Nous avons discuté de plusieurs choses, le point le plus important étant sans doute la création d’un réseau de ciné-clubs de l’ensemble du territoire national au début de l’année prochaine. Un bureau technique du réseau va bientôt voir le jour au niveau de la cinémathèque d’Alger. Nous avons également parlé des visas culturels pour les films à projeter et des questions que ça soulève…. Quels sont les délais d’octroi afin que nous puissions nous organiser ? À qui s’adresser au juste, le ministère ? La direction de la culture de la wilaya ?

Des solutions ont-elles été trouvées ?

C’est en bonne voie, la ministre a été attentive à nos préoccupations. Nous avons discuté d’un potentiel cadre juridique spécifique aux ciné-clubs. Ce qui nous permettra, je l’espère, d’avoir moins de contraintes administratives et plus de liberté dans l’exercice de notre activité.
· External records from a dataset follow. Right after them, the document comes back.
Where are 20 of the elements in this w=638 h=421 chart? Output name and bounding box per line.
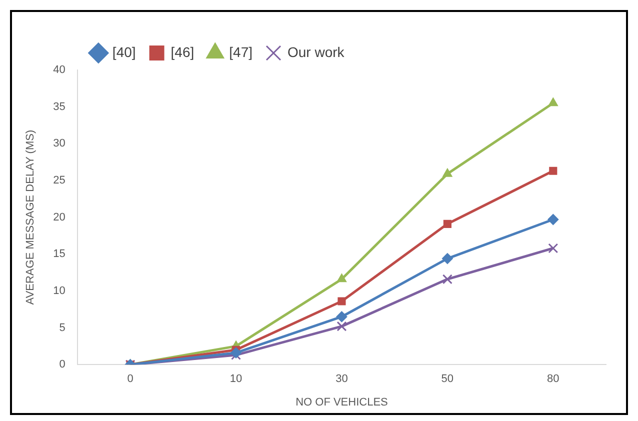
y-tick-label: 0 [59, 358, 66, 371]
legend-label: Our work [287, 44, 346, 60]
legend-label: [40] [112, 44, 136, 60]
y-tick-label: 10 [53, 284, 66, 297]
y-tick-label: 30 [53, 138, 66, 150]
legend-label: [47] [229, 44, 252, 60]
y-tick-label: 15 [53, 248, 66, 260]
x-tick-label: 50 [441, 373, 454, 386]
y-tick-label: 20 [53, 211, 66, 224]
x-tick-label: 10 [230, 373, 242, 386]
y-tick-label: 40 [53, 64, 66, 76]
y-tick-label: 25 [53, 174, 66, 187]
x-tick-label: 80 [547, 373, 560, 386]
y-tick-label: 35 [53, 100, 66, 113]
y-tick-label: 5 [59, 322, 66, 334]
x-tick-label: 30 [336, 373, 348, 386]
x-tick-label: 0 [127, 373, 134, 386]
x-axis-title: NO OF VEHICLES [296, 396, 388, 408]
y-axis-title: AVERAGE MESSAGE DELAY (MS) [24, 130, 37, 305]
legend-label: [46] [170, 44, 194, 60]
Qu’en est-il de la formation des animateurs de ciné-clubs ?

Concernant ce point, le ministère de la culture et des arts tient à accompagner les ciné-clubs dans cette démarche. Ils vont mettre en place des ateliers d’analyse filmique destinés à former les futurs animateurs des différents ciné-clubs du pays.

Vous êtes bénévole vous même, quelle est la place de ces derniers dans les cinéclubs ?

Les bénévoles sont l’âme, le cœur et le corps de notre association, que ce soit pour le ciné-club « allons voir un film » ou pour les rencontres cinématographiques de Béjaïa. Ils mettent à disposition leurs véhicules, ils s’occupent de la communication, de la manutention, de la réception des invités… C’est eux qui font tout fonctionner.